What this means in practice
A voice assistant is a chain of three components that pass data between each other in a few seconds:
-
Speech-to-text (STT): the user speaks, the STT component transcribes the audio into text. This is the foundation – if STT mis-hears the user, nothing downstream can recover. Quality depends on the language, the model's ability to process the accent, the background noise and any domain-specific vocabulary.
-
Language model (LLM): the transcribed text goes to a language model, which understands the intent and generates a written response. This is the same family of technology that powers ChatGPT or Claude. Crucially the LLM is what makes the assistant a conversation partner rather than a search box – it can carry context across turns, refine its answer when corrected, and call tools.
-
Text-to-speech (TTS): the written response goes to a TTS component, which generates the spoken audio the user hears. Quality here is what makes the assistant sound credible (or robotic). For projects in healthcare, accessibility or public services, voice naturalness directly affects whether the system is trusted.
Each of those components can run in the cloud (you call an API and the audio leaves your infrastructure) or self-hosted (the component runs on your own server and the audio never leaves). You can mix and match: cloud STT + self-hosted LLM, or any other combination. But every cloud component is an API call, which generally boils down to cost per token (or cost per minute in the case of phone agents) and an external data flow. Every self-hosted component means upfront infrastructure work but no per-call cost and no audio leaving your control.

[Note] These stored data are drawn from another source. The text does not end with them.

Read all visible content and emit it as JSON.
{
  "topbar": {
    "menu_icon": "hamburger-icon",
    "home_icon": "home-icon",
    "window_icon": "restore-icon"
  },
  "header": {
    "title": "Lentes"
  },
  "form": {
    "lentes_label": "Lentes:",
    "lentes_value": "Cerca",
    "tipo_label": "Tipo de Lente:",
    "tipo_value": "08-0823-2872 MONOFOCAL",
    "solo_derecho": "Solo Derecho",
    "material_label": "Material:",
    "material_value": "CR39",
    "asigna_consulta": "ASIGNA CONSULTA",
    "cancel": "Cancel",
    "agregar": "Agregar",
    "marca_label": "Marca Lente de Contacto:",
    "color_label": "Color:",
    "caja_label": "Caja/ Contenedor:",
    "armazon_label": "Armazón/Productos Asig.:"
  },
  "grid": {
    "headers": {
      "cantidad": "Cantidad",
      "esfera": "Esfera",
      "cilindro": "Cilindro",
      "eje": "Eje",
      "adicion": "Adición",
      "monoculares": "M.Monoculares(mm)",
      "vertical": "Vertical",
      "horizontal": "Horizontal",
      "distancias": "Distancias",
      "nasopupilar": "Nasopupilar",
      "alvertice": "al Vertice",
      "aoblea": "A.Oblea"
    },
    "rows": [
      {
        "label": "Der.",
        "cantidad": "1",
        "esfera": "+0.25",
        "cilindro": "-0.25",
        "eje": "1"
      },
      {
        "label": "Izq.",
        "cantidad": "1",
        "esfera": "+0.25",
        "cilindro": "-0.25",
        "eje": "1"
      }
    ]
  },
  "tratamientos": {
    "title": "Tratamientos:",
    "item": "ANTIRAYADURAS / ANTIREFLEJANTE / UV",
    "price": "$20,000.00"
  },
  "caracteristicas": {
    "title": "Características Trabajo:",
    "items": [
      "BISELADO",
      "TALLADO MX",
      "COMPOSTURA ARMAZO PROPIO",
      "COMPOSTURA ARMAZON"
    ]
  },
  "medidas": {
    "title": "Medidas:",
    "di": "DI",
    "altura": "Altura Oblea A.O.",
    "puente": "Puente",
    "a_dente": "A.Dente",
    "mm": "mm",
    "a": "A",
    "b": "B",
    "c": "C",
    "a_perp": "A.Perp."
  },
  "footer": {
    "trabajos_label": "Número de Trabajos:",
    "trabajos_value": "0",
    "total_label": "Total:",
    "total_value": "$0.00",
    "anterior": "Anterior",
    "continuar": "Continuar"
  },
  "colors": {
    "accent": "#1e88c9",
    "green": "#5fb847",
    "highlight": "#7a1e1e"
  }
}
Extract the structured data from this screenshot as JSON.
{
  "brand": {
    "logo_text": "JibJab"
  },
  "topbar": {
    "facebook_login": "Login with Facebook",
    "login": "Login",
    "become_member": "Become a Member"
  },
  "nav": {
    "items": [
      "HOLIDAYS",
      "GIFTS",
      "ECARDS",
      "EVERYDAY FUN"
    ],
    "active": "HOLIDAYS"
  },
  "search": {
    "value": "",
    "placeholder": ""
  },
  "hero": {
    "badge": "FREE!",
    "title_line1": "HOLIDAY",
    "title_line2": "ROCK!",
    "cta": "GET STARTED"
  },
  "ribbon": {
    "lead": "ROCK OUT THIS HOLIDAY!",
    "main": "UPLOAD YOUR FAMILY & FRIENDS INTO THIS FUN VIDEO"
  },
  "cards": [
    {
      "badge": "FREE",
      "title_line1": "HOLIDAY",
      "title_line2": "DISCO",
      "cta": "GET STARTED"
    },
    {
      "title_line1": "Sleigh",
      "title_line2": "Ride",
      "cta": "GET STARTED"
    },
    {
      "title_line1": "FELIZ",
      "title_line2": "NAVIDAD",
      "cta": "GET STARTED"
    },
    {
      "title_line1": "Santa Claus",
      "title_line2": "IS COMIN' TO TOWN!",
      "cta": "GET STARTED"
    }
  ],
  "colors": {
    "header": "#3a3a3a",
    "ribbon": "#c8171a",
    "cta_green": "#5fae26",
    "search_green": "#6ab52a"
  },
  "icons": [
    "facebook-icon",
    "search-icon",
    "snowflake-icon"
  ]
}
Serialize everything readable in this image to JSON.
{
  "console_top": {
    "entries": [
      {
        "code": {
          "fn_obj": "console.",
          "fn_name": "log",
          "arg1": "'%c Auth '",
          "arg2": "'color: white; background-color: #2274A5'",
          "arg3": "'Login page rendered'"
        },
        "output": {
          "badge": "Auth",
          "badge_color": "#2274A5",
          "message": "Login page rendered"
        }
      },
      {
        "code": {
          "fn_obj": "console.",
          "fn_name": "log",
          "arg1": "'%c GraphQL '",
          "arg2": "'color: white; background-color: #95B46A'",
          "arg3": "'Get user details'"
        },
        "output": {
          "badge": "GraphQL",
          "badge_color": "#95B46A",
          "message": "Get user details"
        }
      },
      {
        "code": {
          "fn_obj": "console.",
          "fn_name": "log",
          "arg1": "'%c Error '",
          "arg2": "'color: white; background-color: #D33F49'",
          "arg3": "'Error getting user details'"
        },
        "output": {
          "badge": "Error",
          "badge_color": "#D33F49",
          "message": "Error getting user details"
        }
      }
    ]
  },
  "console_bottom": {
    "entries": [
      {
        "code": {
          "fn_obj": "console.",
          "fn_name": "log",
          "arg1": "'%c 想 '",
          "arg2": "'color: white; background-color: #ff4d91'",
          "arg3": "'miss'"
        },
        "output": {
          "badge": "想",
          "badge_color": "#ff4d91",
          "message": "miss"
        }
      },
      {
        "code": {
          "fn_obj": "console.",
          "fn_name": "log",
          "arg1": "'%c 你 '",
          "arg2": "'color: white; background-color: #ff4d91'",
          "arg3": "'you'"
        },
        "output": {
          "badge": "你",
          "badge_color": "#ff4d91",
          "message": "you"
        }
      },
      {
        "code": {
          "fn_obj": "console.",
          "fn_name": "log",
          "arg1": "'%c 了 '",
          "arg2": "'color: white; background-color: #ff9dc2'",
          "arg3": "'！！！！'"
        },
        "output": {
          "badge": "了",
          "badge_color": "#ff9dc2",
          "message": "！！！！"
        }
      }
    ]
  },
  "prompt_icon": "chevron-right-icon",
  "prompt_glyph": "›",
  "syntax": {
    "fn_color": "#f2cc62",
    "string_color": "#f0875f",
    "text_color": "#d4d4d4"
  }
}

Streaming audio is the one ingredient you cannot skip. A 2-way conversational interaction needs the system to stream audio continuously, not pass complete utterances back and forth. Without streaming, the conversation feels like a slow turn-taking exercise. With streaming, the agent can adjust to the user's conversational flow, handle interruptions, pauses and changes in pace naturally. Build streaming in from day one, not as a retrofit.